### Esto es un titulo

In [None]:
import netCDF4
import numpy as np
import pandas as pd
import os

In [None]:
# Let's load the ".nc" file using netCDF4 library and
# store a pointer to it in the "data" variable
# we assume that the file you want to load is in the same folder
# as this .ipynb file

data = netCDF4.Dataset('2011.daily_rai.nc', 'r')

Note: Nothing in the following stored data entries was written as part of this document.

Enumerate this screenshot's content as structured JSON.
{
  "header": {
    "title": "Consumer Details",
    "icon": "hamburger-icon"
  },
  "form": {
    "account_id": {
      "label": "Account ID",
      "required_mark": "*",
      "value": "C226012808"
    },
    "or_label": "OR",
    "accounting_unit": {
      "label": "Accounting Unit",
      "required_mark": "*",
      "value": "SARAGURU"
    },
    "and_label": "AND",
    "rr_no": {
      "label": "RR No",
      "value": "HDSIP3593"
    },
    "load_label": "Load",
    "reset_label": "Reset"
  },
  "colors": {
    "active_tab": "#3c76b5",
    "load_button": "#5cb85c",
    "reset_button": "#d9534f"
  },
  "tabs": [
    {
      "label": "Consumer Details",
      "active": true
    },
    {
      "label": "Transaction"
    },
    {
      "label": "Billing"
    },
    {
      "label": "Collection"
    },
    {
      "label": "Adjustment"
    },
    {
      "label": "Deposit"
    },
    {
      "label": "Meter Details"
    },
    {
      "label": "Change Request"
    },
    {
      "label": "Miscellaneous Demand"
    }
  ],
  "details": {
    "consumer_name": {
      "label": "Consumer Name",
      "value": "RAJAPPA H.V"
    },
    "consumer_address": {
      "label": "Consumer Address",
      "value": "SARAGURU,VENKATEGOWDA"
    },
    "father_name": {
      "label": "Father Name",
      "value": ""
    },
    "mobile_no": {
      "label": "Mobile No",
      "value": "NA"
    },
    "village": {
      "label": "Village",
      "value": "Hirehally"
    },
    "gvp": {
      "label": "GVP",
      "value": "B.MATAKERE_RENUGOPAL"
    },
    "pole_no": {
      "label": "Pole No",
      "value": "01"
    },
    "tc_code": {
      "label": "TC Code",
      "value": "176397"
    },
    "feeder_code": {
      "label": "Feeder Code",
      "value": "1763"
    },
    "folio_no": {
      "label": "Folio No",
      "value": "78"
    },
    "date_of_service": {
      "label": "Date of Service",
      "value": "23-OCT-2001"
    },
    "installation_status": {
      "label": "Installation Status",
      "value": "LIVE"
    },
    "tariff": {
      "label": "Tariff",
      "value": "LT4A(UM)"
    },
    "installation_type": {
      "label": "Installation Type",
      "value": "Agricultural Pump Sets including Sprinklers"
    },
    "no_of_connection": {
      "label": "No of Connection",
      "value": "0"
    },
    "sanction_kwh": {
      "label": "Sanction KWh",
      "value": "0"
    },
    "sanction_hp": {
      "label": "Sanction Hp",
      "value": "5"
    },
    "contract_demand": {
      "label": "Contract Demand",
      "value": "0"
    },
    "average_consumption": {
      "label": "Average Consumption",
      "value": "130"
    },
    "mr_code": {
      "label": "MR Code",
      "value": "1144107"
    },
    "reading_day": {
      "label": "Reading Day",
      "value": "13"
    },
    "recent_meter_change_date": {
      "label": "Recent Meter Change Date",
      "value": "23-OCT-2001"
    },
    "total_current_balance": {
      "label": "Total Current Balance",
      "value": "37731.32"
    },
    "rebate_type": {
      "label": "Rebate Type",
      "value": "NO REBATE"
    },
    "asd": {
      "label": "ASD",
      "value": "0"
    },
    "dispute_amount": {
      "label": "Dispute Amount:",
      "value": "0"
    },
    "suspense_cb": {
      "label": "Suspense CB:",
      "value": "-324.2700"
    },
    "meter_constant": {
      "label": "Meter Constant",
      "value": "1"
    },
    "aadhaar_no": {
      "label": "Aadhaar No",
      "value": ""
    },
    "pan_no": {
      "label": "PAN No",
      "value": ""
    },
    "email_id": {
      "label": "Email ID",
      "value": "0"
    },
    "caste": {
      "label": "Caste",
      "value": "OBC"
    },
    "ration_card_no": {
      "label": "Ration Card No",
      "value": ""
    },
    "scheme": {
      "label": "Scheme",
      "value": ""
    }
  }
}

> If I would like to, I could store ALL the arrays for the different keys in the 'variables' dictionary as below (uncomment if you want to play with that). We won't do that now since we are trying to understand what **shape** the data has.

In [None]:
#lat = data.variables['lat'][:]
#lon = data.variables['lon'][:]
#time = data.variables['time'][:]

Let's look at the **shape** of the data we have at hand, begining by looking at the different variables we have available to us. 

In [None]:
# What are my available dimensions? (the ones that describe the general 'shape' of the data)
data.dimensions

In [None]:
# What are my variables? (the ones actually containing the data)
data.variables

If we want to see which **methods** (functions that *do something*) and **attributes** (as the name indicates, these are mere *properties*, they return a value rather than *performing an action on the data*) are available to me on "one" of the dimensions, in this case "latitude" we can use the **dir** default method. 

> **NOTE**: the "dir" method is built-in into python, it has nothing to do with netCDF4 or any other imported library. You can use "dir" to inspect any kind of python object.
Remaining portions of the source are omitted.